Tuesday, May 13, 2014

Faces of Ethnobiology: John Fanshawe



My name is John Fanshawe, and I live in Cornwall  in a ramshackle old house in Boscastle that overlooks the Atlantic.  
For two days a week, I work remotely for BirdLife on issues surrounding birds, culture and society, and divide the rest of my time between the Cambridge Conservation Initiative, and trying to do my own stuff, walking the cliffs and fields with binoculars and a camera, writing, drawing, reading, and so on.  Where I live now is where I grew up, so I have come full circle and landed back in a landscape I have known all my life. My wife, Clare, is a conservation adviser for Natural England, and we have two children, Holly, who is at college studying for the IB and hoping to be a marine biologist, and Jack, who is in Manchester, reading medicine. 
 
John and his daugther in Kenya
I studied law, but after a three month stint in the Peruvian Andes as a student, I changed track, and found my way into conservation; initially as an intern for UNEP, then as research assistant for the long-running Serengeti Lion Project.  After a couple of years in Tanzania, I returned to work for the Conservation Monitoring Centre in Cambridge, and since then for BirdLife.  I joined as an Africa Programme officer, and then worked with the GEF agencies, UNEP, UNDP, and the World Bank, and latterly as head of the policy and advocacy team.  I have an MA in art and environment from Falmouth, and undertook a DPhil on the impact of logging on Kenyan forest birds.


If I was to try and describe my current work in three words, I would chose local to global, since my work has revolved around trying to link grassroots approaches to conservation and development with the global processes that influence them.  

All of this returns to experience in East Africa, particularly in and around Kenya’s Arabuko-Sokoke Forest.  I first visited as a birder, then as a researcher, and finally was seconded to the Kenya Wildlife Service to support an integrated conservation and development project.  During this time, I also worked on a Field Guide to the birds of East Africa, and this evolution from an avicentric perspective to one rooted in local development lies at the heart of my growing interest in ethno-biology.
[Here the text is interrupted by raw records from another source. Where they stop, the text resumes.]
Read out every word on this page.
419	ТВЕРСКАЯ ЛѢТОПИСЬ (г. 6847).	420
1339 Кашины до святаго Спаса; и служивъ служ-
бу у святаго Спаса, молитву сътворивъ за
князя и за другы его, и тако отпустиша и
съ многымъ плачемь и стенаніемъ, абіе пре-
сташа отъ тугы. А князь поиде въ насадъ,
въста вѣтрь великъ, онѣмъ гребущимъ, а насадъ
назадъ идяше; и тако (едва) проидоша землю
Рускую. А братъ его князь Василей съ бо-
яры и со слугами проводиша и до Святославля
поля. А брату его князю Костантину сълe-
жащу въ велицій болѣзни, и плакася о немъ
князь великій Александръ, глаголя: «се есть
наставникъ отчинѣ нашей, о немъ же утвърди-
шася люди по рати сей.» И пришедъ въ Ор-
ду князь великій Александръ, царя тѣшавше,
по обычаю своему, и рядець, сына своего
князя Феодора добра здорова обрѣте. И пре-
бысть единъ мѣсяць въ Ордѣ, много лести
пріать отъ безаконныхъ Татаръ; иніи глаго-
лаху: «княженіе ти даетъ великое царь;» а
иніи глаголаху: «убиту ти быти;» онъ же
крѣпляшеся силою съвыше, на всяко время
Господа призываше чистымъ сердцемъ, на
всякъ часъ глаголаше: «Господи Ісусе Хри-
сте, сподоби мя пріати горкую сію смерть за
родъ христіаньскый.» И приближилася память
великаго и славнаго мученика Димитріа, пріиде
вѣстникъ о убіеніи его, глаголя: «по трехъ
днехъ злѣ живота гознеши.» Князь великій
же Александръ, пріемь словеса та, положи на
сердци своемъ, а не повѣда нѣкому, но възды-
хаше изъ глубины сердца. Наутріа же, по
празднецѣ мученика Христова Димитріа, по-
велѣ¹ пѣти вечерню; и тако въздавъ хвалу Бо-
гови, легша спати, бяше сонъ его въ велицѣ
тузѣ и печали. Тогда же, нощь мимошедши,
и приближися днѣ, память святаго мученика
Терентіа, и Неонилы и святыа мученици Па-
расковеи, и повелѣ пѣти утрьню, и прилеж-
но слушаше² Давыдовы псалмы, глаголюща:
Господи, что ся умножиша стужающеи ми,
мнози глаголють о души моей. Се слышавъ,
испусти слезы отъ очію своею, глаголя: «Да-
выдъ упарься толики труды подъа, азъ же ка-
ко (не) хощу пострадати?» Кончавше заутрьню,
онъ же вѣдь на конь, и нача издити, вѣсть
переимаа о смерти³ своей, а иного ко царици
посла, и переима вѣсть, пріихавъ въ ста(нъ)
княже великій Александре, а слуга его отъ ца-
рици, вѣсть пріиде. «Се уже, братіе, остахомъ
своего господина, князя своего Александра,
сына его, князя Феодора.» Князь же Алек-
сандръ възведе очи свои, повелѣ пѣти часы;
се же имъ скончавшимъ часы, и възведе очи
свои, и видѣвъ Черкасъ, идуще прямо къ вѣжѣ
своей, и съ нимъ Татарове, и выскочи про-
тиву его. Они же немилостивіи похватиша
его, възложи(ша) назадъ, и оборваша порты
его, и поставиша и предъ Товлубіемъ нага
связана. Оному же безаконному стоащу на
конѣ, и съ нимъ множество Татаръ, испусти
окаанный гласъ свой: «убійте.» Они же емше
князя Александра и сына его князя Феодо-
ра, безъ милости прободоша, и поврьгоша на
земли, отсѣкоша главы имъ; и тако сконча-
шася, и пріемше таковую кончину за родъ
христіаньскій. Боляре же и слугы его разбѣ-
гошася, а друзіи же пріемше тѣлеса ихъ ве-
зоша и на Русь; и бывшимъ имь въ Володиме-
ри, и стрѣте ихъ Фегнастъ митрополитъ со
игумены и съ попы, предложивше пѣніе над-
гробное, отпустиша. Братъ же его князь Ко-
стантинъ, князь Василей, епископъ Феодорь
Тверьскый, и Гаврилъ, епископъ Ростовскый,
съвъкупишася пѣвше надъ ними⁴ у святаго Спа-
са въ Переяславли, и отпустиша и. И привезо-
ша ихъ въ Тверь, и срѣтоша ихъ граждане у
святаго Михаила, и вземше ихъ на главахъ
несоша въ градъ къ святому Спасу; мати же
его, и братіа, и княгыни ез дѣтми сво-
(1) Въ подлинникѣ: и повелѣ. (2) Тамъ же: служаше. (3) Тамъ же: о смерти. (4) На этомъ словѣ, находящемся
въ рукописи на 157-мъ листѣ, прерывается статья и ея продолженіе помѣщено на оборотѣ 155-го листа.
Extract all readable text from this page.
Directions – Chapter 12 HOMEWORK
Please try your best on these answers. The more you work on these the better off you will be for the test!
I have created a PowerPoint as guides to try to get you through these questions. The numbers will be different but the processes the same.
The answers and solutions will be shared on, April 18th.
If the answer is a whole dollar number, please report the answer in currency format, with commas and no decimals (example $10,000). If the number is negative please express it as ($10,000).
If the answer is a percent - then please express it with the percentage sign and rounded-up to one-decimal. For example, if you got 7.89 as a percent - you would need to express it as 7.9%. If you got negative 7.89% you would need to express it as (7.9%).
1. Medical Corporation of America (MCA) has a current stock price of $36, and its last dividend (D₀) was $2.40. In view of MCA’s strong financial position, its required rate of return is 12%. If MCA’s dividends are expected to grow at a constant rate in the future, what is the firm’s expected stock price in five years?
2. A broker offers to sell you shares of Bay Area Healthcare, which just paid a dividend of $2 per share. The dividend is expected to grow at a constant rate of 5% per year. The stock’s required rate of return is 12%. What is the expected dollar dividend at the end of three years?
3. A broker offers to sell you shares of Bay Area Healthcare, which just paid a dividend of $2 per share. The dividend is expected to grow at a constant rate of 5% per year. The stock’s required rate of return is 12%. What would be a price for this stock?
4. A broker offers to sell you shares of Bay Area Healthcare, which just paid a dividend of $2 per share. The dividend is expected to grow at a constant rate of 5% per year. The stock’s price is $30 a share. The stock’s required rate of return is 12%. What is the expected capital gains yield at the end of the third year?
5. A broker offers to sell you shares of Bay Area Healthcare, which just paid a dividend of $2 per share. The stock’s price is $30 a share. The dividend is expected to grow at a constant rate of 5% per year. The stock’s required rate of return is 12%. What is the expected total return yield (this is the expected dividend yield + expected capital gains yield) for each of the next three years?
With my wife, Clare, I worked on aspects of subsistence mammal hunting in Sokoke, and collaborated closely with my friends, David Ngala and Martin Walsh, towards an as-yet unpublished Mijikenda ethno-ornithology.  Long conversations with David, and other Giriama friends, had a profound impact on my career as a conservationist, and have led to developing the Ethno-ornithology World Archive (EWA).  EWA brings me to Bhutan, and the ISE meeting, and with colleagues in Oxford, at SOAS, and the publisher, Lynx Edicions in Spain, we are working to create a framework to allow us to support all aspects of ethno-ornithology.  We are hoping to find innovative ways of integrating the work of ethno-biologists into the conservation programmes of 120 BirdLife Partner NGOs, particularly within networks of Local Conservation Groups.